OJSC OGK-6
- Native name: ОАО «ОГК-6»
- Company type: Public (OAO)
- Industry: Power generation
- Predecessor: RAO UES
- Founded: 16 March 2005
- Defunct: 1 November 2011
- Fate: Merged with OGK-2
- Successor: OGK-2
- Headquarters: Moscow, Russia
- Key people: Alexey Mityushov (CEO)
- Products: Power and heat
- Revenue: US$1.5 billion (2007)
- Number of employees: 6,100 (2007)
- Parent: Gazprom

= OGK-6 =

Defunct Russian power generation company

The Sixth Wholesale Power Market Generating Company JSC (OGK-6) was a Russian power generation company formed by merger of six generation companies. In 2006, the following power plants were merged into single company:

- Novocherkassk GRES – 2,112 MW,
- Kirishi GRES – 2,100 MW
- Ryazan GRES – 2,650 MW
- Krasnoyarsk-2 GRES - 1,250 MW
- Cherepovets GRES - 1,050 MW
- GRES-24–310 MW (at Novomichurinsk; merged with Ryazan GRES in November 2008)

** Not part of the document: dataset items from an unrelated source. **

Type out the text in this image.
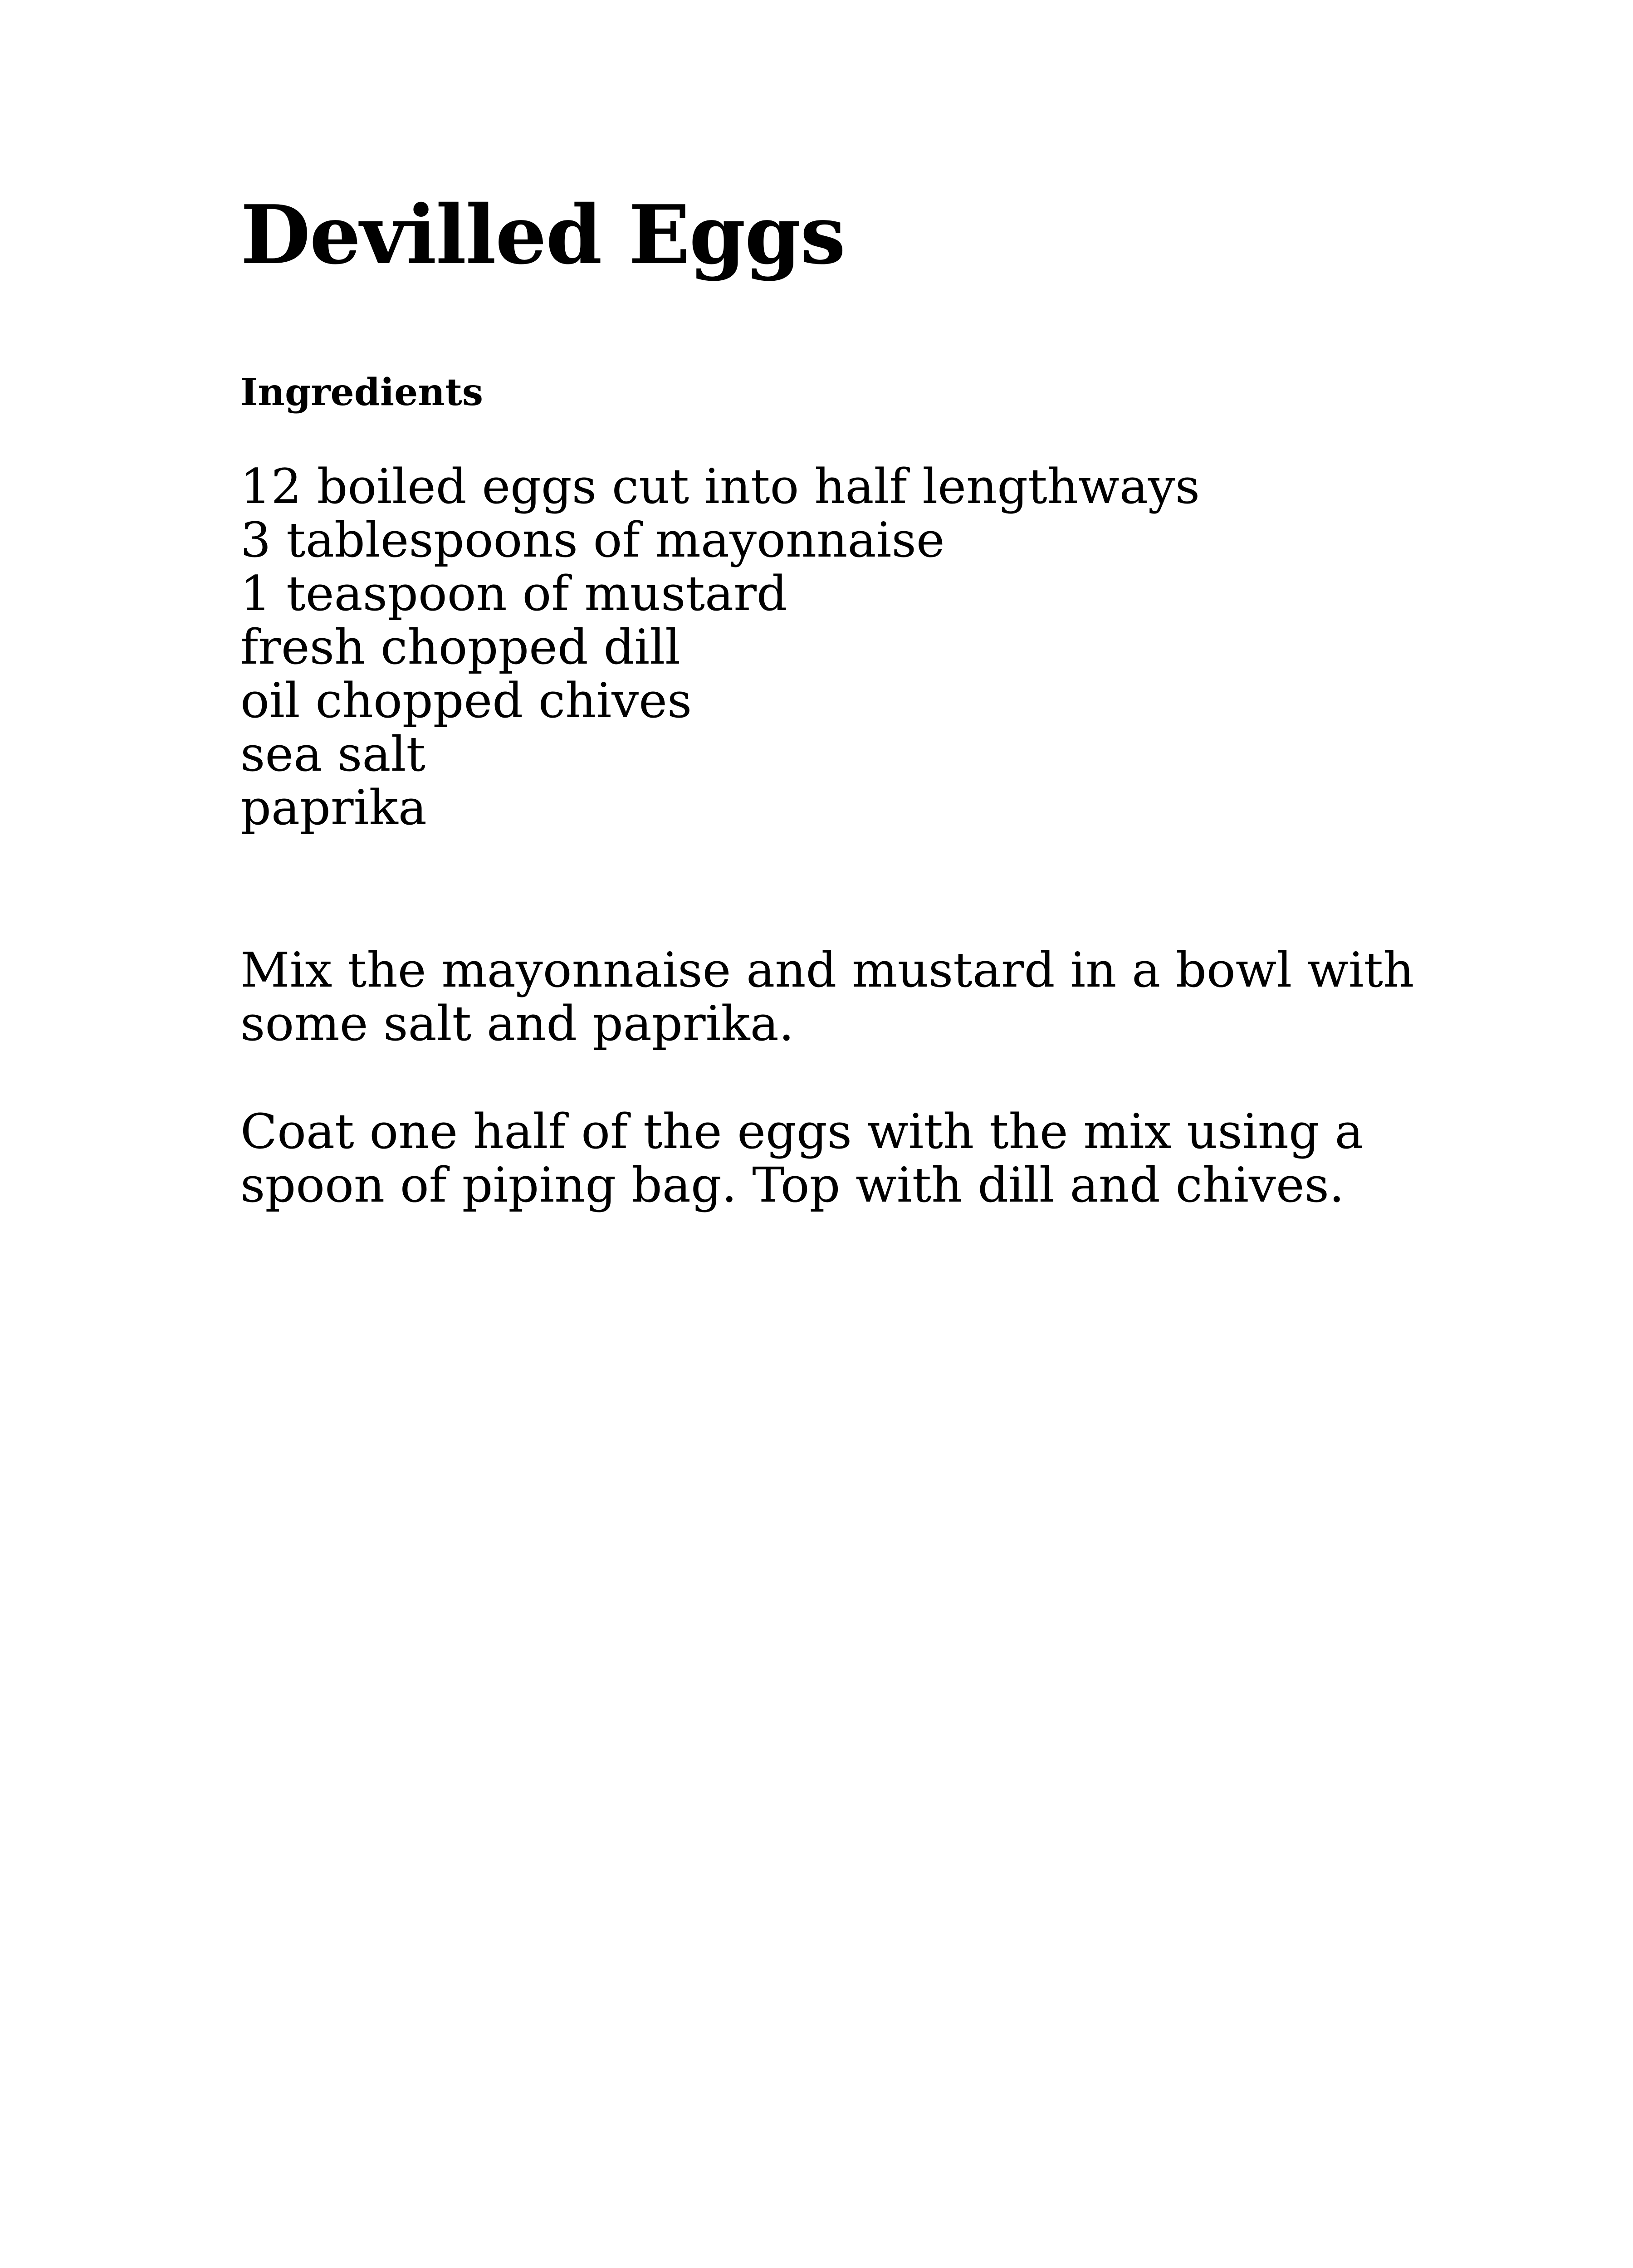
Devilled Eggs
Ingredients
12 boiled eggs cut into half lengthways
3 tablespoons of mayonnaise
1 teaspoon of mustard
fresh chopped dill
oil chopped chives
sea salt
paprika

Mix the mayonnaise and mustard in a bowl with some salt and paprika.

Coat one half of the eggs with the mix using a spoon of piping bag. Top with dill and chives.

The installed capacity of all six thermal power plants was about 9,052 MW which made OGK-6 the fourth largest power company by installed capacity in Russia. The total installed heat of OGK-6 plants amounted to 2,704 Gcal/h. The power output of the OGK-6 power plants in 2007 was around 32.065 TWh.

OGK-6 shares were traded on MICEX and RTS.

In April 2010, it was announced that Gazprom, the major shareholder of OGK-2 and OGK-6, will merger OGK-6 into OGK-2 to create a single company with 10 power stations and a capacity of 17,750 MW. The merger was completed by 1 November 2011.